海外に居住している場合、日本の税金が適用されないと考える方もいますが、課税対象かどうかは「居住要件」によって決まります。税務上の「非居住者」と認められるには、一定期間以上海外に居住し、日本に生活の拠点がないことを証明する必要があるためです。たとえ海外に住んでいても、日本に家族が住んでいたり、頻繁に帰国している場合は「日本の居住者」とみなされる可能性があり、海外所得も課税対象となるため注意が必要です。
Q2.海外口座の資金を日本に戻すと税金がかかる?
海外口座の資金を日本に送金するだけでは、直接的な課税はありません。しかし、海外口座で得た利息や配当金、株の売却益、通貨の為替差益などが無申告の場合、税務調査で指摘される可能性があります。特に、過去の未申告所得が発覚した場合、追徴課税や罰則の対象となることもあるため、事前の適切な申告が重要です。また、海外資産を日本へ戻す際には、資産の出どころや所得の証明が求められる場合があるため、詳細な記録を残しておくと安心です。

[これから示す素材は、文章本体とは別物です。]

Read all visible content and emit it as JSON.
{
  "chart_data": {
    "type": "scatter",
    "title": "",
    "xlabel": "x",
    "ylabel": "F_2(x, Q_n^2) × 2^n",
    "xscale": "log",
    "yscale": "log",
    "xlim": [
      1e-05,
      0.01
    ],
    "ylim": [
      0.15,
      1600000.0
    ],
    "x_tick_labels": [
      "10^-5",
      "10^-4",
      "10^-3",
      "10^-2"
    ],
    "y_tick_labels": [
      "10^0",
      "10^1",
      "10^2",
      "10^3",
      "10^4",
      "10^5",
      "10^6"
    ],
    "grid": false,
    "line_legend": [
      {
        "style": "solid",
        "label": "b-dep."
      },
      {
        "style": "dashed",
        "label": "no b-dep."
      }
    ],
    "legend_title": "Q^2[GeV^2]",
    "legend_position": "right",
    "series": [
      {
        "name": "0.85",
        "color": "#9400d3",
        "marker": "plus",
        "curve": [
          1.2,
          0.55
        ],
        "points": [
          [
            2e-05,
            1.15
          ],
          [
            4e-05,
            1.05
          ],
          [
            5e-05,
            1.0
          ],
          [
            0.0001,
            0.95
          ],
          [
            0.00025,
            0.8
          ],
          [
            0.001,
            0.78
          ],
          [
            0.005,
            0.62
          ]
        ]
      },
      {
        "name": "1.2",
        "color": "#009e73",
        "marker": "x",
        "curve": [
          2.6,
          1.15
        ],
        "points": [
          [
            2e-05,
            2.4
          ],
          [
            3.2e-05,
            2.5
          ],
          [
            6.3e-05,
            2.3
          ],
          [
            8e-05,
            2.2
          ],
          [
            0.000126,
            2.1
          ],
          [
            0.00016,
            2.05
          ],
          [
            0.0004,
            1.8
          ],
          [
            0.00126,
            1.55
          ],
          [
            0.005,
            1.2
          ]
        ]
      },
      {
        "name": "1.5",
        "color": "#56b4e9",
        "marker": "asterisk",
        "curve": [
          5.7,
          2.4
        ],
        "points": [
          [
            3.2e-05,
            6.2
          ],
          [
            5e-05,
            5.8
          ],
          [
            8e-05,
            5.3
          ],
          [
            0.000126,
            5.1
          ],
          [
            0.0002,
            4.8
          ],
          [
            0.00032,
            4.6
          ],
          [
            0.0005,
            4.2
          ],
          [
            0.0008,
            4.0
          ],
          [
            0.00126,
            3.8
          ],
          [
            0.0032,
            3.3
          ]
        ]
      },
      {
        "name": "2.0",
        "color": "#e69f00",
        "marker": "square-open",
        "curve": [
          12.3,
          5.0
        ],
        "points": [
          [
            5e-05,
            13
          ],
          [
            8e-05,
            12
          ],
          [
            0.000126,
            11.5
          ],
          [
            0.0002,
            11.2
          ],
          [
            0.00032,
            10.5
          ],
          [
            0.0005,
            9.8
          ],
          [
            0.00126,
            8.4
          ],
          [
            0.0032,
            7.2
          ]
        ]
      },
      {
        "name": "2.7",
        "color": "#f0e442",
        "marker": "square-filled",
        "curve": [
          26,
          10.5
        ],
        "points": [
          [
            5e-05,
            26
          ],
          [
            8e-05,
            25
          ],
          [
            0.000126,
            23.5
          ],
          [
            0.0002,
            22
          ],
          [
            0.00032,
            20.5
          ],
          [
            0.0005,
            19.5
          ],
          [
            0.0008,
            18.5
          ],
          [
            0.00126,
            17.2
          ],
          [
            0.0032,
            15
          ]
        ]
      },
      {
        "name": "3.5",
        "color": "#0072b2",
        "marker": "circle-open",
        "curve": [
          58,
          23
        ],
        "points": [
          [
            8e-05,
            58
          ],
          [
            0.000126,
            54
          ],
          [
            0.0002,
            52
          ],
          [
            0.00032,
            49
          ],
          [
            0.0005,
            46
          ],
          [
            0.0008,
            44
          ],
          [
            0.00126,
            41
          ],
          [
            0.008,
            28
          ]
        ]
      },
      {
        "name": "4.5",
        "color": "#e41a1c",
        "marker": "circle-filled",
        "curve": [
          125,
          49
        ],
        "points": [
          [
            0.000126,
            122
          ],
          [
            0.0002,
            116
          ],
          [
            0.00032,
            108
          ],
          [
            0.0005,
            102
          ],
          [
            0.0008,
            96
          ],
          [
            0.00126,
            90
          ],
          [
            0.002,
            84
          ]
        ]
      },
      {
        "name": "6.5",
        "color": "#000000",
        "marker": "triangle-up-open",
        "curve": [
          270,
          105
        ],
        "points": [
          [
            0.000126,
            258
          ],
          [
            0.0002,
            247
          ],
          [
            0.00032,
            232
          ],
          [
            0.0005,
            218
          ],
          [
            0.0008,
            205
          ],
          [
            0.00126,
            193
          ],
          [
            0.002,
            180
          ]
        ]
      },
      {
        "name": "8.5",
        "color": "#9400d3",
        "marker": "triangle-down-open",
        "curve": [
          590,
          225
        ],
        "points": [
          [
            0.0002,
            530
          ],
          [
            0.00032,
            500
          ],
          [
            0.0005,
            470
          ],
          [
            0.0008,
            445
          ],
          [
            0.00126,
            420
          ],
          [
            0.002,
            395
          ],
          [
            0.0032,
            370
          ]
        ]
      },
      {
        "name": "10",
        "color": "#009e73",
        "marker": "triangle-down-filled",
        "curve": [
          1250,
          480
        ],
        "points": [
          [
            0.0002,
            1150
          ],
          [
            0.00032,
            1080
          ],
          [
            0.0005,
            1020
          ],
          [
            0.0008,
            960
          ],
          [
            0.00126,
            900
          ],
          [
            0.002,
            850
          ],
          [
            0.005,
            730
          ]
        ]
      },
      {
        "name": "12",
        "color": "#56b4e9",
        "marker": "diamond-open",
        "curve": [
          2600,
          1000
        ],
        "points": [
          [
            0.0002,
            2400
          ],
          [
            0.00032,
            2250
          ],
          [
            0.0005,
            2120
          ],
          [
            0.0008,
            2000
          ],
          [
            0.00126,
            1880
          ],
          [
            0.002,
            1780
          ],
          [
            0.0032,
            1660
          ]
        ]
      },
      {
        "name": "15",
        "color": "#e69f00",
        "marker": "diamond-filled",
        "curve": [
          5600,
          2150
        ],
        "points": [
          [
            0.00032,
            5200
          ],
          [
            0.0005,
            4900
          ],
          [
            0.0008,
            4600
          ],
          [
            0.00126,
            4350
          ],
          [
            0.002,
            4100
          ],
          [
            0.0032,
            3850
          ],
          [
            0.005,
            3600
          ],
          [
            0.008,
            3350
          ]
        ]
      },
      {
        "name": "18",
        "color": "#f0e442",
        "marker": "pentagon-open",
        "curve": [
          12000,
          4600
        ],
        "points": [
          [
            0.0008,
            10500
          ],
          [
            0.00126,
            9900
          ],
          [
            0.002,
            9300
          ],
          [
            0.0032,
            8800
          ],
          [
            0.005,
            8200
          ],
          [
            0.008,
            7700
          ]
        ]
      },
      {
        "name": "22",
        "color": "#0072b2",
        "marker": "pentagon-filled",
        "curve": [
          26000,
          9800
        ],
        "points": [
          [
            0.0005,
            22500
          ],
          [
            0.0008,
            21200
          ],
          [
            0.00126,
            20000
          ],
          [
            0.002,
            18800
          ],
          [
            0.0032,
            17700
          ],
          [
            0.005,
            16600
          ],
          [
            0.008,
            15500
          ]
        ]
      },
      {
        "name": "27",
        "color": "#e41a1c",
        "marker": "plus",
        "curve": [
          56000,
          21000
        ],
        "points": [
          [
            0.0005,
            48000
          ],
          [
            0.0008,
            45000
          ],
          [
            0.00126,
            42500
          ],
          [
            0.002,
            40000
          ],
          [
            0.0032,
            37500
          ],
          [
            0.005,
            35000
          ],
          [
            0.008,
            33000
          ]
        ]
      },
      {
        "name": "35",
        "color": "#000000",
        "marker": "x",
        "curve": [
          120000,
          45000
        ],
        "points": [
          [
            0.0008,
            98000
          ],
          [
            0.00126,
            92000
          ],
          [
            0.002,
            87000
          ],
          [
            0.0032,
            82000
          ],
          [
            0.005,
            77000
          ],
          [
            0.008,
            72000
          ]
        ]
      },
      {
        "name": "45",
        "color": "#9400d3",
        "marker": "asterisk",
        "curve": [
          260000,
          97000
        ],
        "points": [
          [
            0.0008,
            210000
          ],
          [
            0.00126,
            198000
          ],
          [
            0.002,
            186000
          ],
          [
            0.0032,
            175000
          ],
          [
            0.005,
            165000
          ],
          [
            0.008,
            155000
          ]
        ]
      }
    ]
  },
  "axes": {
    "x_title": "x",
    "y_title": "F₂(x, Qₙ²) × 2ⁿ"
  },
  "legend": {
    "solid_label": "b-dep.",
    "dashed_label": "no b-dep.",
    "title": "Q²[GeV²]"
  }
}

Q3.家族名義の口座に資金を移せば税金を回避できる?
家族名義の口座に資産を移した場合でも贈与税の対象となる可能性があります。例えば、親の資産を子供名義の海外口座に移した場合、その資金の性質によっては「贈与」とみなされ、贈与税が発生します。日本では年間110万円を超える贈与には贈与税が課されるため、多額の資産移動には十分な注意が必要です。また、税務署に指摘された場合、過去の取引まで遡って課税される可能性があるため、資産移動の際には専門家のアドバイスを受けることをおすすめします。
まとめ

海外口座の運用には適切な税務申告が不可欠です。特に、CRS(共通報告基準)による情報共有が進んでいるため、無申告は重大なリスクとなります。税制の変化や海外資産の管理には専門知識が必要なため、常に最新の情報を確認しながら適切な対策を講じることが重要です。